The complaints in the three actions are captioned "for trespass and conversion," and allege that Easy Method and Umstott on or about the particular dates seized and converted plaintiffs' automobiles to their own use. The only evidence in the record to sustain a finding that Easy Method or Umstott seized the automobiles is the testimony of Walker to the effect that Umstott told him that he (Umstott) had not taken the cars, but that his (Umstott's) man had done so. In addition there is the fact that on the day before plaintiff Thomas' car was taken from his possession he received a registered letter, return receipt requested and instructions to show address where delivered, bearing Umstott's name as return addressee at the address of Easy Method. Umstott did not testify and Knight, the officer who testified for Easy Method, denied any knowledge of who returned the automobiles or who caused their return. On this state of the evidence the trial court held that plaintiffs had not sustained their burden of proof that defendants had seized the automobiles.

The question remains, however, whether plaintiffs proved conversion of their automobiles. We think they did. The plaintiffs were bona fide purchasers of the automobiles. They purchased for value and without notice of any limitation on the property interest or authority to sell in Walker. They purchased from an established dealer in used automobiles at his regular place of business and from an advertised display stock of used automobiles. There were no circumstances to put them on notice to inquire into the authority or title of Walker.

*927 The law is well settled in the District of Columbia that if an owner[1] of chattels stands by and permits another, particularly a licensed dealer in such chattels, to hold himself out to the world as owner, to treat the goods as his own, to place them with similar goods in a public showroom and to offer them for sale to the public, he will be estopped by his conduct from asserting his ownership against a purchaser for value and without notice.[2]

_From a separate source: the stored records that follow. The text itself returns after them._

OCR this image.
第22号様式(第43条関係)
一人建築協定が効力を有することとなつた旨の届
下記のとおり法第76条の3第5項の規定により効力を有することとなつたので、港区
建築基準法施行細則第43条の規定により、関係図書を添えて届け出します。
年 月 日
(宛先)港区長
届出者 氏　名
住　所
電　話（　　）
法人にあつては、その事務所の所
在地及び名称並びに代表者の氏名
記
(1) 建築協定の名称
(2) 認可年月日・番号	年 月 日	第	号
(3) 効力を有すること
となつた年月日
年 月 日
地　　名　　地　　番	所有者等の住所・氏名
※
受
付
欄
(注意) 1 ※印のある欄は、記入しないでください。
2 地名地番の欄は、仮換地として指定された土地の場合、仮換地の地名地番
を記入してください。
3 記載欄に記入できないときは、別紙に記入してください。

The evidence is uncontradicted that Easy Method, knowing of the sales to the plaintiffs, having regained possession of the cars, retained them and subsequently disposed of them. We hold that plaintiffs, by estoppel, acquired a superior right to possession of the automobiles and that the acts of Easy Method constituted conversion for which plaintiffs are entitled to recover.

Although the complaints are framed on the theory of trespass rather than trover, the pleadings should be construed so as to do substantial justice. Municipal Court Civil Rule 8(f). If the pleadings did not conform to the evidence as presented, they could have been amended to so conform, but lack of amendment does not affect the result. Municipal Court Civil Rule 15(b). We conclude that although the evidence proved neither a trespass nor a conversion by Umstott, and no trespass by Easy Method, it did establish a conversion by Easy Method.

The complaints sought punitive damages for the trespass, but since no trespass was found no punitive damages are recoverable.

As to the defendant Umstott, the judgments are affirmed.

As to the defendant Easy Method Auto Driver Training School, Inc., the judgments are reversed and the cases remanded to the trial court to determine compensatory damages and to enter judgments therefor in favor of the plaintiffs.

NOTES

[1] "Owner" we define as one having the beneficial use and possession of the chattel. In this case there was considerable evidence as to the exact registration title of the automobiles, but as to the parties here we consider this immaterial.

[2] Associates Discount Corporation v. Hardesty, 74 App.D.C. 44, 122 F.2d 18; Fogle v. General Credit, 74 App.D.C. 208, 122 F.2d 45, 136 A.L.R. 814.